I love science. When I read books, magazines or watch TV and have to make a choice between entertainment and scientific documentaries, I always choose the latter. In my humble opinion we live in a sort of scientific Golden Age, with our collective knowledge expanding at a mind-blowing rate, accompanied by incredible technological development in virtually every aspect and area of life. Science has given us credible insight into the origins of ourselves, our planet and our universe. It has given us understanding of processes both in us and around us. Generally speaking, science has made our lives better; it has made us healthier and enabled us to live longer, and it has made the world we live in a slightly less scary place.

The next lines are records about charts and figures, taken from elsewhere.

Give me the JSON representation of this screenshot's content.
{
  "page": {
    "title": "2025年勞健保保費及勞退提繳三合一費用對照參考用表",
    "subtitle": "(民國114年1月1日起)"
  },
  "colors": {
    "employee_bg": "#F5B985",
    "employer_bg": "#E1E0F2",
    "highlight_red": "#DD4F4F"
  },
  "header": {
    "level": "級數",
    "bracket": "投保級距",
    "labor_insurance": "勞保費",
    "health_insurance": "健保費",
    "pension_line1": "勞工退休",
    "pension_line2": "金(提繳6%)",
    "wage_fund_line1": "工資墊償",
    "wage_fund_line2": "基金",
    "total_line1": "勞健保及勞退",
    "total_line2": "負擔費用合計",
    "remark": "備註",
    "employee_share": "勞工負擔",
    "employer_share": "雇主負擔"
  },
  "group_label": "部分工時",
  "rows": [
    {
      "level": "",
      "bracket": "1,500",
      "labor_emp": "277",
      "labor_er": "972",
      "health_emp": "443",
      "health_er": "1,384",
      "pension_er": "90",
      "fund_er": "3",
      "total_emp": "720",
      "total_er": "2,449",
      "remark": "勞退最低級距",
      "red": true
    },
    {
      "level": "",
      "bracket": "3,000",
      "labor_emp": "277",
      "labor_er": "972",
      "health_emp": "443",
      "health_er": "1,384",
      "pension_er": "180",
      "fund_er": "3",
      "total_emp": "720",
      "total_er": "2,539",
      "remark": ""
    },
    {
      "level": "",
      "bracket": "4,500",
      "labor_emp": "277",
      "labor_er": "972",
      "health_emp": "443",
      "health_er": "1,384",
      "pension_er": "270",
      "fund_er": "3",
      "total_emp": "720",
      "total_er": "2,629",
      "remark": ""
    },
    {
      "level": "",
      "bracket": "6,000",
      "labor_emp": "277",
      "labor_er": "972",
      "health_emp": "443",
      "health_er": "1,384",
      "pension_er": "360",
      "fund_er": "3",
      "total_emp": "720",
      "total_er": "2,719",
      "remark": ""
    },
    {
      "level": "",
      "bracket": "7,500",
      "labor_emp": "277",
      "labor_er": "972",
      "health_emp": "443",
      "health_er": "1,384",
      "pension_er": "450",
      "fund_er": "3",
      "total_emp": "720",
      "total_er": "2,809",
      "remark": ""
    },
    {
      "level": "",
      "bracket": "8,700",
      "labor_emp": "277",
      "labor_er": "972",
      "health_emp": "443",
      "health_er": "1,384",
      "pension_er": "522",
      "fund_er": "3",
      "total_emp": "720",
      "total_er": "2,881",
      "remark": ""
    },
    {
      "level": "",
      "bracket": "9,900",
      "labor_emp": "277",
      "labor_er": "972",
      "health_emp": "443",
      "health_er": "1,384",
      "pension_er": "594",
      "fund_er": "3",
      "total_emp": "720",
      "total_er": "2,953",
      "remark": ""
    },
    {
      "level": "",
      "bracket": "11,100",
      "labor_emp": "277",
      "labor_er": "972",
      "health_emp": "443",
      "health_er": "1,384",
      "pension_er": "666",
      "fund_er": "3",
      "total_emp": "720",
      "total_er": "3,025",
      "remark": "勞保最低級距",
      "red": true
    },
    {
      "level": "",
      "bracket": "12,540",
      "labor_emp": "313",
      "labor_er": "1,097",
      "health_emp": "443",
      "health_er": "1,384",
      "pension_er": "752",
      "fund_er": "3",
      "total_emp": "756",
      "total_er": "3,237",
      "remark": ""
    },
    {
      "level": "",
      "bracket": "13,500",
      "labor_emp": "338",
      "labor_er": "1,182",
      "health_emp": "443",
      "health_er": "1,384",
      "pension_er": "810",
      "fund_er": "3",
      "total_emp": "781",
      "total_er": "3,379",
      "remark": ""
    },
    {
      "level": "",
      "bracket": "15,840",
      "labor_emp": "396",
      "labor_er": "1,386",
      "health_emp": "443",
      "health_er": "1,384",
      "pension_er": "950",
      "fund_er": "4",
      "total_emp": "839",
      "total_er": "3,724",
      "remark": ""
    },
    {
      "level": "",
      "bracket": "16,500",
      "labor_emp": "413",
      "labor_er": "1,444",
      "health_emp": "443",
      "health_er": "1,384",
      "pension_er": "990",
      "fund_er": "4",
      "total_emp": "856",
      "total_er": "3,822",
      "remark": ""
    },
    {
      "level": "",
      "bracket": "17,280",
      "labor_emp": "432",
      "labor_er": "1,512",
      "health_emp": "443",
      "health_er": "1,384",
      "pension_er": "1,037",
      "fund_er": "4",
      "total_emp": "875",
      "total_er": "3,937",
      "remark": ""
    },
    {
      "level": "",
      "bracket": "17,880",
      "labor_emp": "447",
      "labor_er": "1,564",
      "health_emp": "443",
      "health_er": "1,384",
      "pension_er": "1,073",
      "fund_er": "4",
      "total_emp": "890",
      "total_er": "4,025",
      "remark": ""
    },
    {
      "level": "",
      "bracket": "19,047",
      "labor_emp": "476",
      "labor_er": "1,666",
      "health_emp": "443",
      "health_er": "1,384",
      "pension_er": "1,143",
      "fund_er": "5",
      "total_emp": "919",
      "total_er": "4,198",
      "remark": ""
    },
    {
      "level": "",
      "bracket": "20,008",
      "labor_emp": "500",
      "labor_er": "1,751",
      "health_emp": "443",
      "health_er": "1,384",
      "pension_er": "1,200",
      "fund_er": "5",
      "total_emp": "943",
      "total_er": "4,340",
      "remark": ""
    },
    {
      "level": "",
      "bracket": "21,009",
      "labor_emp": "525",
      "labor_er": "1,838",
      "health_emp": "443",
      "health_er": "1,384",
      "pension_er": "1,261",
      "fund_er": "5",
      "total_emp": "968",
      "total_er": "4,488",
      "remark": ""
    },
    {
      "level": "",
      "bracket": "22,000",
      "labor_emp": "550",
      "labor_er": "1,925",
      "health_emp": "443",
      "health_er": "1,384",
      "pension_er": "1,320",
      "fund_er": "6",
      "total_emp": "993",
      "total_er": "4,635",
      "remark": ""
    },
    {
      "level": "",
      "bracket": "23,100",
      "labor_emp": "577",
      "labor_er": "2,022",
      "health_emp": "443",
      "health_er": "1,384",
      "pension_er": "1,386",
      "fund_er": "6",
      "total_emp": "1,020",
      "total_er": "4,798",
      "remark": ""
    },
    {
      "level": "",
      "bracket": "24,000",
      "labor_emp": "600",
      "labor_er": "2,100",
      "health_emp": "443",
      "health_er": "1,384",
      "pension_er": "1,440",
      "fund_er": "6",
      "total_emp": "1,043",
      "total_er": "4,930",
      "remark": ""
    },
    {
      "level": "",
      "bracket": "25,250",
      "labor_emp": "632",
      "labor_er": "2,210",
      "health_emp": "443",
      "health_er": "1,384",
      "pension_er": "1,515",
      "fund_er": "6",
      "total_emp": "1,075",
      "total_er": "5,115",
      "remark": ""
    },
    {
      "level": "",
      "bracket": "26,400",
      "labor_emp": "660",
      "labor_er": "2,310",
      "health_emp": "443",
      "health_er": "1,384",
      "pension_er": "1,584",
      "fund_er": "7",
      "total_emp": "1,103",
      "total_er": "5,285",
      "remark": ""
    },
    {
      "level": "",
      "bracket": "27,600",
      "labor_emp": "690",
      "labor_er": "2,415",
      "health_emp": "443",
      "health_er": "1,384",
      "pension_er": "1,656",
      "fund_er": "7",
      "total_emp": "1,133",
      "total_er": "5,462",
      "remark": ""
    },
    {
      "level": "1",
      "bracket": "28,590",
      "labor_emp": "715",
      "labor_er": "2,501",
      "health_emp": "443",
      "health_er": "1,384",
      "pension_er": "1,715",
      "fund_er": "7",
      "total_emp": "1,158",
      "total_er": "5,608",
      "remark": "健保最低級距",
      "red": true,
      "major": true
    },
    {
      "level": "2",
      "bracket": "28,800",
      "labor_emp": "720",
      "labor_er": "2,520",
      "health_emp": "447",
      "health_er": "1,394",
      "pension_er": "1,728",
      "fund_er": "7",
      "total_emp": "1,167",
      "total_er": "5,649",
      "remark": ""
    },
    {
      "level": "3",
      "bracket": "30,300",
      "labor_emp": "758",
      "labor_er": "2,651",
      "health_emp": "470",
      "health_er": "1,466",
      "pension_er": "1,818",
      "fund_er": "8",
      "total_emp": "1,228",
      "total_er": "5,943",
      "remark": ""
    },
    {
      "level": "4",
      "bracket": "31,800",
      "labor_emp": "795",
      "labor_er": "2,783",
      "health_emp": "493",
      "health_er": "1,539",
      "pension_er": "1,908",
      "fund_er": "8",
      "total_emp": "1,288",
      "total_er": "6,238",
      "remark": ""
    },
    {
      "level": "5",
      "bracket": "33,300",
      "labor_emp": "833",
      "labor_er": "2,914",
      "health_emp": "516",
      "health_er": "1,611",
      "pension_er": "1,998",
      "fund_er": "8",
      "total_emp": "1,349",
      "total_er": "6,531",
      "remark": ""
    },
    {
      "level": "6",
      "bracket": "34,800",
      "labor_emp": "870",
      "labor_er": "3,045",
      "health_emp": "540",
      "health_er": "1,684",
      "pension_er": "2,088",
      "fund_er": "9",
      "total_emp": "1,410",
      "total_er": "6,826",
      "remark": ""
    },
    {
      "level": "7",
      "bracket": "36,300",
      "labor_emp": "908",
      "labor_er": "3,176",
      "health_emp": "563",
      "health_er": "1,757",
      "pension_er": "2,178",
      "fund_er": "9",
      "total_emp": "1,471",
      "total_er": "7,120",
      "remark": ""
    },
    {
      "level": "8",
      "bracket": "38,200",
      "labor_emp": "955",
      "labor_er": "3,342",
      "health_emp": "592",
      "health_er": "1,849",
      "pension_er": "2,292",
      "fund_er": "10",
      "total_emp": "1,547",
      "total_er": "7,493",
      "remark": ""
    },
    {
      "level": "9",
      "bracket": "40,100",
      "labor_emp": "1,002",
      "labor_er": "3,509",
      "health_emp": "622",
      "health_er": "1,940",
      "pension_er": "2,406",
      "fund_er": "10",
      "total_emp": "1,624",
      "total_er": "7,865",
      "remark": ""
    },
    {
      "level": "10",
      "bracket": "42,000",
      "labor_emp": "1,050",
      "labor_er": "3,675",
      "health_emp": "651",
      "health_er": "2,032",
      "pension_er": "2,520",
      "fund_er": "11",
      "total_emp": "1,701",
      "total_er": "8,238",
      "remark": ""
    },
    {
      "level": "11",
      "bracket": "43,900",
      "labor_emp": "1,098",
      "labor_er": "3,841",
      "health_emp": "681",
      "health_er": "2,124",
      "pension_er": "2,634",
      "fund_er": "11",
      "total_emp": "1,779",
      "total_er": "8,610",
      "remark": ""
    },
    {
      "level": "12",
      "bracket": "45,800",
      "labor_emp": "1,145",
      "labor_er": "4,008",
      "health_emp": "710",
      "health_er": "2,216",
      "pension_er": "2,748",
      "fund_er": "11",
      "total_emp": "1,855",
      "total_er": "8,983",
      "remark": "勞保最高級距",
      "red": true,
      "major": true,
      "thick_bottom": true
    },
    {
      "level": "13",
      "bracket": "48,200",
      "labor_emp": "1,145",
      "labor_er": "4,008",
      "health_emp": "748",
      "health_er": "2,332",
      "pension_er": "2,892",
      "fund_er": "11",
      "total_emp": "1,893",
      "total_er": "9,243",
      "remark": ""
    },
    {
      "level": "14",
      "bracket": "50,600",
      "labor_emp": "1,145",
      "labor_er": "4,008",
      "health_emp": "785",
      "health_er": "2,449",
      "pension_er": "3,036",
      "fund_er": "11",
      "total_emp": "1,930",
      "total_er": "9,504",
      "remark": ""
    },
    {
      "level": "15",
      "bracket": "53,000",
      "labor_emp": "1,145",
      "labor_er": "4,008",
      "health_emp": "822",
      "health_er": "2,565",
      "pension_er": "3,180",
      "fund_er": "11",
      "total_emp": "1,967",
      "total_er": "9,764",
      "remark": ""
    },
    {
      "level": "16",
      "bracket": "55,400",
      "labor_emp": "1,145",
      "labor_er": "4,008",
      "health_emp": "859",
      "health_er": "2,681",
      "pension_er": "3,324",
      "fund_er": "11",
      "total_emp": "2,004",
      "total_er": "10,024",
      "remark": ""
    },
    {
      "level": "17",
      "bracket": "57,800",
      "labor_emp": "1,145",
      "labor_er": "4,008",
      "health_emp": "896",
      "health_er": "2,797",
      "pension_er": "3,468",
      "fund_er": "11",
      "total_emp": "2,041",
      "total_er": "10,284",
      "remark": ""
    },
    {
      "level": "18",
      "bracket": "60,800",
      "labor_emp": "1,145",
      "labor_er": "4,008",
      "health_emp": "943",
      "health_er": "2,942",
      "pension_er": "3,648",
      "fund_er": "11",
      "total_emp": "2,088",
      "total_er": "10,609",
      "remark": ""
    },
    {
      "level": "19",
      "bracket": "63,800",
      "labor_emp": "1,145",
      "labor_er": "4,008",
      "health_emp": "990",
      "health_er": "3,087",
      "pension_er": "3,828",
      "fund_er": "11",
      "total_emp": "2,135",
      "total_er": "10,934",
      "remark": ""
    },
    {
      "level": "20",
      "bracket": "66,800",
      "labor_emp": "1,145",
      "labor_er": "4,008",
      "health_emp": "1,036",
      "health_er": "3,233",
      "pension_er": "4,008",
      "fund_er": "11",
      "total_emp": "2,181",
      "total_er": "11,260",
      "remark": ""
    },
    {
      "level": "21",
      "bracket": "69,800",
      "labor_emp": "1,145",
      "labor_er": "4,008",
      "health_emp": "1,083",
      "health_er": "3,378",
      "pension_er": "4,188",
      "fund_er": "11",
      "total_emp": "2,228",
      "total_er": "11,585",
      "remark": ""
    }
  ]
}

So the words of Jesus in today’s gospel seem to be in praise of ignorance and derisive of knowledge: ‘I bless you, Father […] for hiding these things from the learned and the clever, and revealing them to mere children.’ Unfortunately, too many times I’ve heard too many sermons taking a similar approach, presenting science and faith as two totally opposite, irreconcilable visions. Religious preachers tend to scorn science and to favour faith, while secular ones do exactly the opposite. In fact, both sides represent essentially the same woeful attitude deplored by Jesus. The juxtaposition used by him is not about knowledge or ignorance, but about the attitude.

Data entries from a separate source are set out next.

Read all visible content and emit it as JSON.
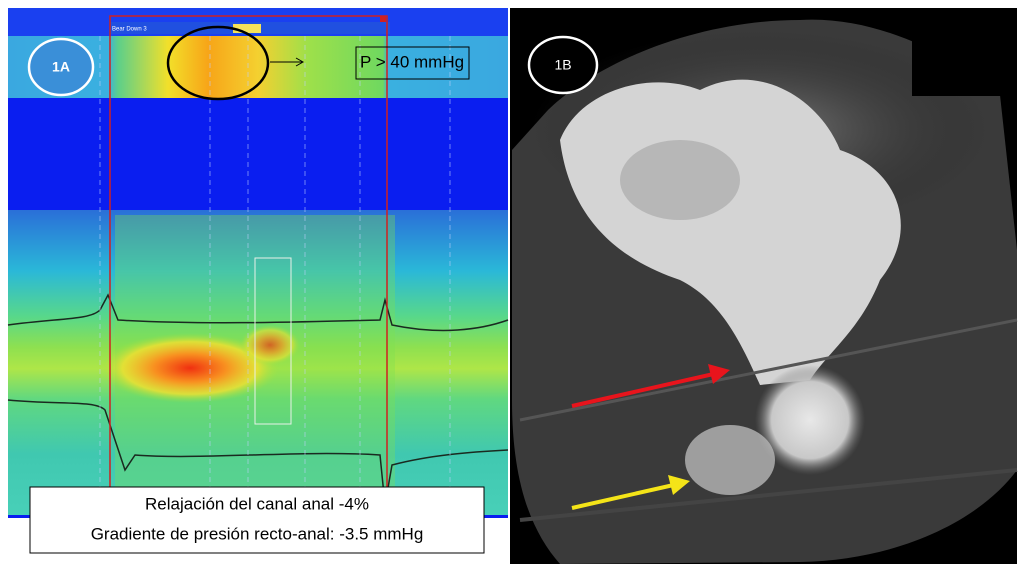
{
  "panel_a": {
    "label": "1A",
    "tab_label": "Bear Down 3",
    "pressure_note": "P > 40 mmHg",
    "caption_lines": [
      "Relajación del canal anal -4%",
      "Gradiente de presión recto-anal: -3.5 mmHg"
    ]
  },
  "panel_b": {
    "label": "1B"
  }
}
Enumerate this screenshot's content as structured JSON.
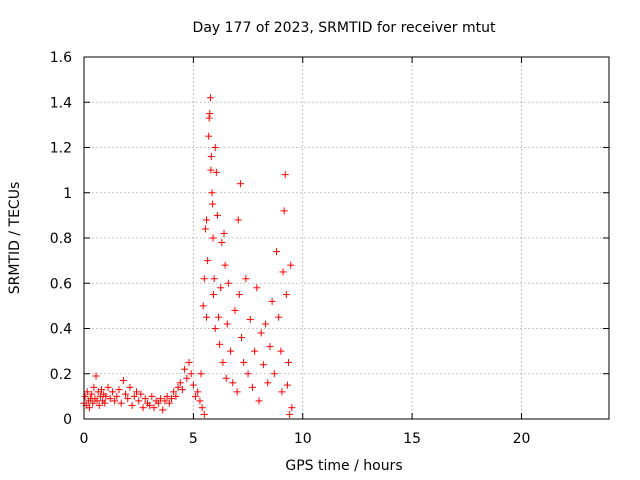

We can understand Jesus’ words better when we put the learned and the clever in inverted commas. Then we can see it’s a rather derogatory description of those who consider themselves enlightened, clever and knowledgeable, but who are in fact narrow-minded, proud and boastful, looking down with contempt upon those they regard as lesser and inferior. In today’s gospel Jesus’ words refer to such people, mainly the leaders of Israel, who were reluctant or unwilling to recognise and acknowledge either John the Baptist or Jesus himself. Unlike those shut up in their ‘ivory towers of knowledge’, many of the simple folk took to their hearts the calls of John, and many followed and listened carefully to Jesus. Their response was possible because they knew about their own limitations, deficiencies and imperfections. They didn’t know all the answers to questions they were troubled by, but they kept asking those questions and kept seeking the answers. Somehow they were like children persistently asking ‘why?’

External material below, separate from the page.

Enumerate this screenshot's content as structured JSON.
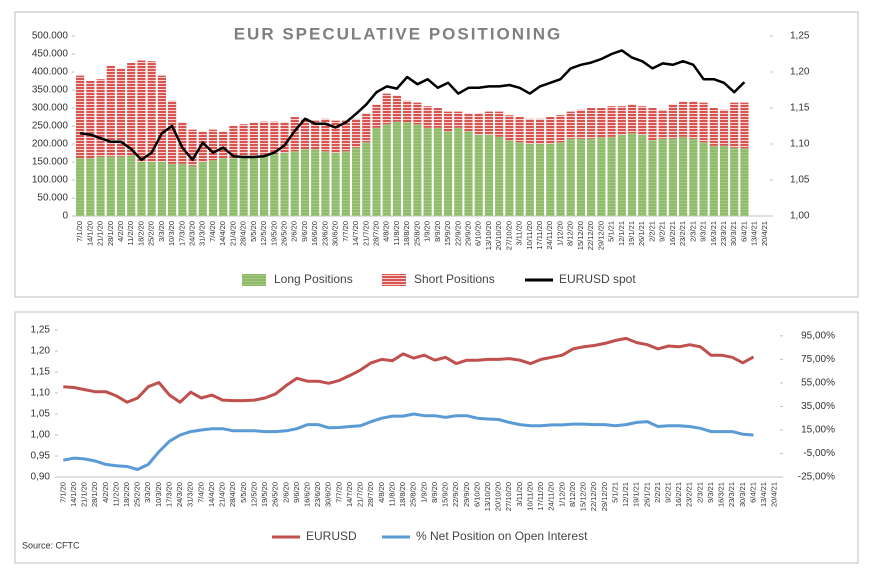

Today’s gospel is an invitation from Jesus: ‘Come to me […], take my yoke upon you, learn from me […] and you will find rest.’ But this invitation is not for everyone; it’s addressed to a specific group of people: ‘you that are weary and are carrying heavy burdens.’ Jesus offers something that science and technology, despite their greatness, cannot provide – making sense of the senseless, the tangled and the incomprehensible. Science can explain physics, chemistry or biology; technology can make great use of that; but both science and technology stop short of finding the ultimate purpose of human existence and of all the happenings in our lives. These and many other questions reach beyond mathematical equations and scientific theories. I’m not reckless enough to claim that Christianity provides the answer to all existential questions; but surely it provides room for seeking them, and gives the opportunity to find them. Life can be lived out in its fullness when we bring together skilfully our knowledge of this world and turn it into technology, and use it wisely and selflessly for reasons and purposes reaching far beyond it. God created us from dust and gave us an immortal soul. The only sensible way of living is when we don’t reduce ourselves exclusively to dust in the name of science, or to soul in the name of religion.